Task 6 Development of a Parallel Fast Fourier Transform (PFFT) Pressure Solver:
One of the limitations of the FDS pressure solver is that it only operates on a single mesh or domain block assigned to one processor of a distributed memory parallel computer (super-computer). While the discrete FFT algorithm is nearly optimal for use in solving the pressure Poisson equation on a single mesh, extending this algorithm to parallel computing is not trivial. However, PFFT solvers have been successfully implemented in other codes and would eliminate mesh-to-mesh velocity errors for simple block domains that usually used in outdoor flows.
Task 7 Wildland Fire Spread Validation:
There is presently an effort to merge back the functionality of the Wildland Fire Dynamics Simulator (WFDS) into the latest FDS trunk. Over the past year, several simple verification tests for drag and mass loss rates from subgrid Lagrangian particles—which represent vegetation in the model—have been implemented into the FDS V&V suite. In FY18, we will continue to add to the V&V suite and develop the input hooks and modifications to the FDS pyrolysis model needed to accommodate the multi-step kinetics used for evaporation, burning, and char oxidation in the WFDS vegetation model.
Task 8 Experimental Support for Measurement and Computation of Fire Phenomena (MaCFP):
The FDS development team is involved in a community effort to improve physics-based computational models and modeling practice. The effort is called the working group on Measurement and Computation of Fire Phenomena, or MaCFP. In FY18, we will start to contribute data for burning rates of liquid pool fires (methanol, ethanol, etc.) with detailed heat flux measurements.
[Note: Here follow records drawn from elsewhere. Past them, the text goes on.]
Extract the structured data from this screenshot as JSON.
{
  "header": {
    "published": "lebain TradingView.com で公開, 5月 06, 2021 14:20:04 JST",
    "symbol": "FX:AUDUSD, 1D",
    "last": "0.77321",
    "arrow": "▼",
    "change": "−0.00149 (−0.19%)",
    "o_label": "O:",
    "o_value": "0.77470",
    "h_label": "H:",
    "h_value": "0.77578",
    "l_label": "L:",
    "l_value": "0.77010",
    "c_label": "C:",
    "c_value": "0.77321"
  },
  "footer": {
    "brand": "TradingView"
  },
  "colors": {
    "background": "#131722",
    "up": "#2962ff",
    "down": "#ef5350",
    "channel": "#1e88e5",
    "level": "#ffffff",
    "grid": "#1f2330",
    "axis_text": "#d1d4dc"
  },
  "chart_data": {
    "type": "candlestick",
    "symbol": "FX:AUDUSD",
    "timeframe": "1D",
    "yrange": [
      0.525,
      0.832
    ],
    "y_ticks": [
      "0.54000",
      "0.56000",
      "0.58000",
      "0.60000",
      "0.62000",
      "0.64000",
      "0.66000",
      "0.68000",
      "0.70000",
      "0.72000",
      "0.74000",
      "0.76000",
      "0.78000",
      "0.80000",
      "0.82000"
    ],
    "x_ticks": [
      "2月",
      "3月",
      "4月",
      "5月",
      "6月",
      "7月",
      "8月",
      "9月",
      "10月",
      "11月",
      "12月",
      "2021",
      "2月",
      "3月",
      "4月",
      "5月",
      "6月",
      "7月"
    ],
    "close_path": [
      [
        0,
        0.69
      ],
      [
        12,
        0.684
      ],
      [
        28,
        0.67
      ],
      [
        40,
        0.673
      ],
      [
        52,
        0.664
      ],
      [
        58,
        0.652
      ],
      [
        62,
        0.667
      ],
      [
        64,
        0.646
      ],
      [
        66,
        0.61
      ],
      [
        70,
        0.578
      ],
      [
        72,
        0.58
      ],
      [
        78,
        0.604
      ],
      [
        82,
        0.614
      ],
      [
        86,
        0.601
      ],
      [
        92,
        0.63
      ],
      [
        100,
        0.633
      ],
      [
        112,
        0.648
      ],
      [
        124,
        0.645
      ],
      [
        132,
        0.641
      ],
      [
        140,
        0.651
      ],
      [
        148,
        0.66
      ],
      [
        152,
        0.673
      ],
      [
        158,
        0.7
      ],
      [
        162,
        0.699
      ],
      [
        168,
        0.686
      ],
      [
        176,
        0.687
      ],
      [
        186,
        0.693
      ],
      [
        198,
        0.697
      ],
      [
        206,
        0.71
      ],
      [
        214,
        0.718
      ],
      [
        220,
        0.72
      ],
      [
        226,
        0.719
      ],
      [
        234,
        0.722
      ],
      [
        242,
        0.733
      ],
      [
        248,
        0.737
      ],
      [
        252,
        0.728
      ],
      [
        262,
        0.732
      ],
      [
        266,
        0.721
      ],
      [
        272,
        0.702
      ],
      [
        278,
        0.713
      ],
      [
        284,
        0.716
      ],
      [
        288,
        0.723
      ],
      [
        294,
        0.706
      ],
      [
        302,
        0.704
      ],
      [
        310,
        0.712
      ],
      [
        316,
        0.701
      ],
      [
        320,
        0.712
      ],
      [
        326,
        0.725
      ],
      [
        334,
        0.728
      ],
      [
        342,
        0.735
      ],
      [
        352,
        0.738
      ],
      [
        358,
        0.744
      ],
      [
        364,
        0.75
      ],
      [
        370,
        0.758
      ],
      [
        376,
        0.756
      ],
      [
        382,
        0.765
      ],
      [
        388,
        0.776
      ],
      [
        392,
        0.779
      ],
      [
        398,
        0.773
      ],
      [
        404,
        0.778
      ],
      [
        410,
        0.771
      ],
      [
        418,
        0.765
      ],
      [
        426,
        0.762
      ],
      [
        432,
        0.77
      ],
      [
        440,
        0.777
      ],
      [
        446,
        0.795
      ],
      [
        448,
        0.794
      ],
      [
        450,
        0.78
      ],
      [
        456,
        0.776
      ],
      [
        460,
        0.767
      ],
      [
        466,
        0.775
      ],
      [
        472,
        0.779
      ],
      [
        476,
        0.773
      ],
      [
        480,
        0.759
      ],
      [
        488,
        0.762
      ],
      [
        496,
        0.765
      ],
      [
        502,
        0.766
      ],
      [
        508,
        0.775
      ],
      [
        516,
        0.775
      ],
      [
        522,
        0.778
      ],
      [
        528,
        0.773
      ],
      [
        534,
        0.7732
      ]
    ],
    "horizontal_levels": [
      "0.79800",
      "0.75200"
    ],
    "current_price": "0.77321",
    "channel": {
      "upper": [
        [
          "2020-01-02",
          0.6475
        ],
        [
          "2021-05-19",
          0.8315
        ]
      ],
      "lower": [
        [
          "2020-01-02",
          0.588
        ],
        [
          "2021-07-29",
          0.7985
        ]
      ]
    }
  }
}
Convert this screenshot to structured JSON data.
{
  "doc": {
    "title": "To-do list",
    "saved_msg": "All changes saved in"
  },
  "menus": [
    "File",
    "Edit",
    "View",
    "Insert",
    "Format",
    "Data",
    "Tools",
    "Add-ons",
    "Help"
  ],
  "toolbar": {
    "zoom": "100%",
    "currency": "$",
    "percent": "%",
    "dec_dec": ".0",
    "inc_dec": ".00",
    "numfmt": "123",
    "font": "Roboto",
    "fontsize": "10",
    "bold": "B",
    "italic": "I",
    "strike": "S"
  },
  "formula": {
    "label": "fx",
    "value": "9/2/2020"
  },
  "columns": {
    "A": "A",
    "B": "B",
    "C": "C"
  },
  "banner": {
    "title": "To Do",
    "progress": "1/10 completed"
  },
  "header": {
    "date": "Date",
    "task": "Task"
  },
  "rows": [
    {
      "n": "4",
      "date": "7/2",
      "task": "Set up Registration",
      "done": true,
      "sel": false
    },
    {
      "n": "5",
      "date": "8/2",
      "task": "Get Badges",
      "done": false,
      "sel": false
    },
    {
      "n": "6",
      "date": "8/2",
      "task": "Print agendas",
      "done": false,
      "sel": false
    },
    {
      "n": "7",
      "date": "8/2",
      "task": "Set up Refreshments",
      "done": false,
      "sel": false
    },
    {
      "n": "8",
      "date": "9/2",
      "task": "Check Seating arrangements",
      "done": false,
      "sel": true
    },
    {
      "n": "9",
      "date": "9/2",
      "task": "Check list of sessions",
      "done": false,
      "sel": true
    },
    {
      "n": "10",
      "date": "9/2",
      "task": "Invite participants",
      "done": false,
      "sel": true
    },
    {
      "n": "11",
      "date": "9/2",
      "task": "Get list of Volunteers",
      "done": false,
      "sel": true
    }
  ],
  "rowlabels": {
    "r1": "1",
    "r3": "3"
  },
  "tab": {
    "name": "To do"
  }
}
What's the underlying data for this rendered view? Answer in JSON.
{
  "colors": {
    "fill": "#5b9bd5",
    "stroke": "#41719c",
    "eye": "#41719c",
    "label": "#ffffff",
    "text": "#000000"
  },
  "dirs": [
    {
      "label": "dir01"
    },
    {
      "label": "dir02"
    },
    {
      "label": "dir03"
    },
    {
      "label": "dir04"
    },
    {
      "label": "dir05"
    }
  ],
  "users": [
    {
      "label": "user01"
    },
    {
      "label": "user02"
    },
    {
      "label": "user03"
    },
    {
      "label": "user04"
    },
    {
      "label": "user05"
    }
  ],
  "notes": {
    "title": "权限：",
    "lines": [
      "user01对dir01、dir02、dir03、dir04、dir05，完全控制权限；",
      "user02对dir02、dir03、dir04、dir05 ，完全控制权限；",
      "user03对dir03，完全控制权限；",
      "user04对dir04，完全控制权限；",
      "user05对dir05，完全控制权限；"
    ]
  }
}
Task 9 Improved Radiation and Tenability in CFAST:
This task is to add improved accuracy and functionality to the CFAST model. CFAST is a two-zone fire model used to calculate the evolving distribution of smoke, fire gases and temperature throughout compartments of a building during a fire. CFAST is a vital design tool for the engineering community because its calculations can be run in minutes as opposed to hours or days for FDS. Over the last couple years, CFAST has been updated to be in compliance with modern Fortran standards and combustion chemistry that is more consistent with FDS. This task is to improve the computation of radiation view factors to targets in CFAST, beginning with a suite of verification and validation cases that can be used to test any proposed improvements to the model. In addition, the task will add calculation of tenability consistent with ISO standards 13571 using existing outputs from the CFAST model.